Поэты спокойно попивали чаёк и
разглядывали то, что получилось. В
основании горы с одной стороны торчали ноги
Холста в пушистых домашних тапках, с другой
– котелок Кипелыча со встрёпанной метёлкой.
Их придавил к земле Теря, а увенчивали это
безобразие бездыханные тела Мани и Дуба,
причём рука первого прочно застряла в
волосах второго, а зубы второго намертво
вцепились в плечо первого.
-
Слушайте внимательно, - сказал Елин,
прихлёбывая чай. – Теперь у вас два пути:
путь наверх и путь в никуда. Слышали?
-
Чево-о-о? – очнулся Маня.
Ответить Елин не смог: Манино “чево-о-о”
переросло в дикое “О-О-О-О-О!!!” – Маня
обнаружил зубы Дуба в своём плече. Пока он
отдирал Виталика от своей руки, очнулся
Холст. Он покрутил лохматой головой,
разгоняя остатки звона в ушах, внезапно
опомнился и завопил:
-
Выпустите меня отсюда! У меня там суп на
плите остался!
В это время МанЬякин оторвал Дуба от себя (в
зубах Виталия остался порядочный клок
манькиной пижамы) и отпихнул его с вершины
кучи, да так, что, скатываясь, Дуб заехал
левым кулаком прямо по носу Кипелычу,
который валялся в самом низу. Это его
пробудило, и он невнятно пробормотав: “Да-да,
Галочка, я уже встаю…”, открыл один глаз,
узрел перед собой чьи-то кроссовки (дубовские)

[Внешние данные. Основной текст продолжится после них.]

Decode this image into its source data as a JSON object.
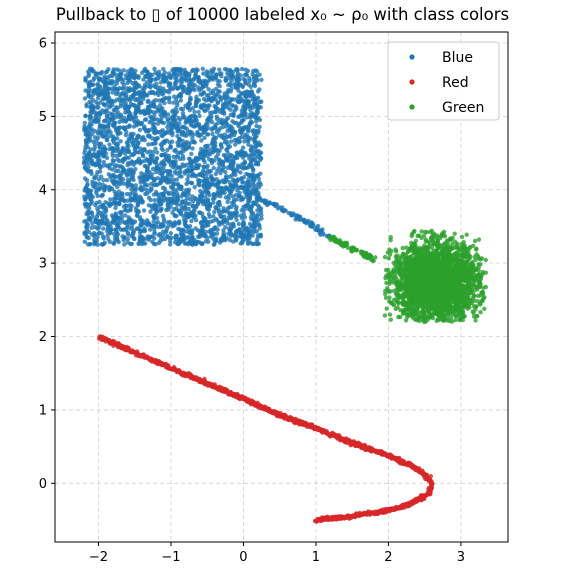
{
  "chart_data": {
    "type": "scatter",
    "title": "Pullback to ▯ of 10000 labeled x₀ ~ ρ₀ with class colors",
    "xlabel": "",
    "ylabel": "",
    "xlim": [
      -2.6,
      3.65
    ],
    "ylim": [
      -0.8,
      6.15
    ],
    "xticks": [
      -2,
      -1,
      0,
      1,
      2,
      3
    ],
    "xtick_labels": [
      "−2",
      "−1",
      "0",
      "1",
      "2",
      "3"
    ],
    "yticks": [
      0,
      1,
      2,
      3,
      4,
      5,
      6
    ],
    "ytick_labels": [
      "0",
      "1",
      "2",
      "3",
      "4",
      "5",
      "6"
    ],
    "grid": true,
    "legend_position": "top-right",
    "series": [
      {
        "name": "Blue",
        "color": "#1f77b4",
        "regions": [
          {
            "shape": "square",
            "x_range": [
              -2.2,
              0.25
            ],
            "y_range": [
              3.25,
              5.65
            ]
          },
          {
            "shape": "curve",
            "x": [
              0.15,
              0.5,
              0.9,
              1.2
            ],
            "y": [
              3.9,
              3.75,
              3.55,
              3.35
            ]
          }
        ]
      },
      {
        "name": "Red",
        "color": "#d62728",
        "curve": {
          "x": [
            -2.0,
            -1.5,
            -1.0,
            -0.5,
            0.0,
            0.5,
            1.0,
            1.5,
            2.0,
            2.3,
            2.5,
            2.6,
            2.55,
            2.3,
            2.0,
            1.5,
            1.0
          ],
          "y": [
            2.0,
            1.78,
            1.57,
            1.36,
            1.15,
            0.93,
            0.75,
            0.55,
            0.38,
            0.25,
            0.12,
            0.0,
            -0.15,
            -0.28,
            -0.37,
            -0.45,
            -0.5
          ]
        }
      },
      {
        "name": "Green",
        "color": "#2ca02c",
        "regions": [
          {
            "shape": "curve",
            "x": [
              1.2,
              1.5,
              1.8
            ],
            "y": [
              3.35,
              3.2,
              3.05
            ]
          },
          {
            "shape": "cluster",
            "center": [
              2.65,
              2.75
            ],
            "x_range": [
              1.95,
              3.35
            ],
            "y_range": [
              2.2,
              3.45
            ]
          }
        ]
      }
    ]
  }
}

и стал рваться на волю, но… Всё-таки Теря –
это Теря, а не какой-нибудь дистрофичный
Витас. С другой стороны дёргался Холст,
проклиная весь свет, а с флангов
расположились Маня и Дуб, считая синяки и
царапины.
-
В общем, - продолжил Елин, - расклад таков:
либо вы продолжаете драться, убиваете друг
друга (арийцы одобрительно зашумели) и вас
хоронят в братской могиле…
-
Нечестно! – заголосил Кипелыч. – Я
заработал на отдельный гроб!
-
На отдельный гроб нужно тридцать лет и
три года работать, аки Макаревич, ясно? –
оборвала его Марго. – Так что пока ты
заработал только на трёхколёсный катафалк!
-
И белые тапки в качестве премии, -
добавил добрый Елин, - так что слушайте сюда.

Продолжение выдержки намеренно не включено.